Por cierto, las condiciones no son óptimas y no solo por la pandemia y la complicada situación económica heredada, sino por el fuego amigo (tantas veces fogoneado gratuitamente por el mismísimo jefe del Estado) lo que produce desconcierto en propios y ajenos sobre cuál es el rumbo que pretende imprimir a la nave que ahora le toca comandar (la Argentina). Las marchas y contramarchas, las declaraciones equívocas y contradictorias respecto de Vicentin, presos liberados, Venezuela, usurpaciones, reforma judicial, incentivos o asfixia a los sectores productivos y su proclividad al exceso de “declaracionitis” le juegan en contra y lo desdibujan. Fluctuar sin decidirse entre una economía de mercado y un Estado fuertemente intervencionista no parecen ser materiales compatibles. Peor aún: el fastidio empieza a cundir en los representantes de ambos extremos.
Si fuera por su exclusiva voluntad, tal cual lo expresó en sus discursos fundantes de su gestión el 10 de diciembre y el 1° de marzo, Alberto Fernández se iría por el túnel del tiempo a 2003 y solo le agregaría algún aderezo alfonsinista. Pero como eso es imposible, el Presidente ya podría hacer enteramente suya la canción de Facundo Cabral: “No soy de aquí ni soy de allá”. Como operador y armador de candidaturas ajenas, esa apreciable maleabilidad y capacidad de adaptación que tiene podía resultar ideal en su fluctuación por mostradores diferentes, pero como presidente ir adaptando lo que dice a lo que cada interlocutor desea escuchar termina por crear confusión y falta de credibilidad en aquellos que pretenden unir en un solo hilo todo lo que va diciendo.
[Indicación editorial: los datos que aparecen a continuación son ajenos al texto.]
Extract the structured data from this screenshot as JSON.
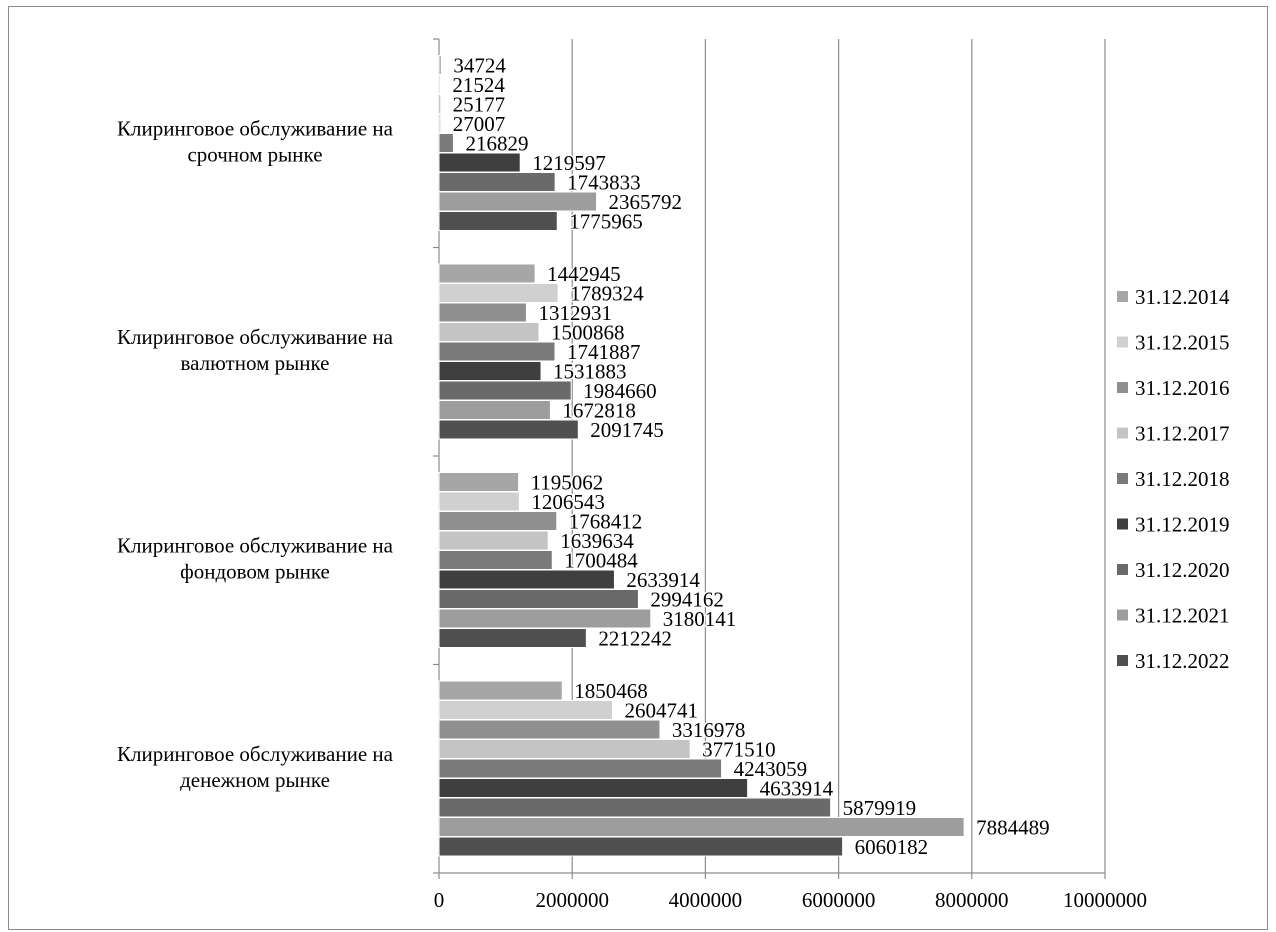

Que el liderazgo político se encuentre en una persona (Cristina Kirchner) y la presidencia en otra (Alberto Fernández), cuando existen diferencias y matices importantes entre ambos, es algo que en 1973 se resolvió cuando el presidente vicario (Héctor Cámpora) dejó su lugar institucional y simbólico al líder de entonces (Juan Perón). Hasta fue posible, con ese cambio de comando, que el sesgo izquierdista de la breve administración camporista (49 días) mutara a una expresión contraria, de derecha. La actual experiencia -que, por ahora, pretende llevar adelante la anomalía institucional que le dio origen sin resolverla- quiere halagar oídos que esperan señales ideológicas y conceptuales muy divergentes. Un verdadero dilema.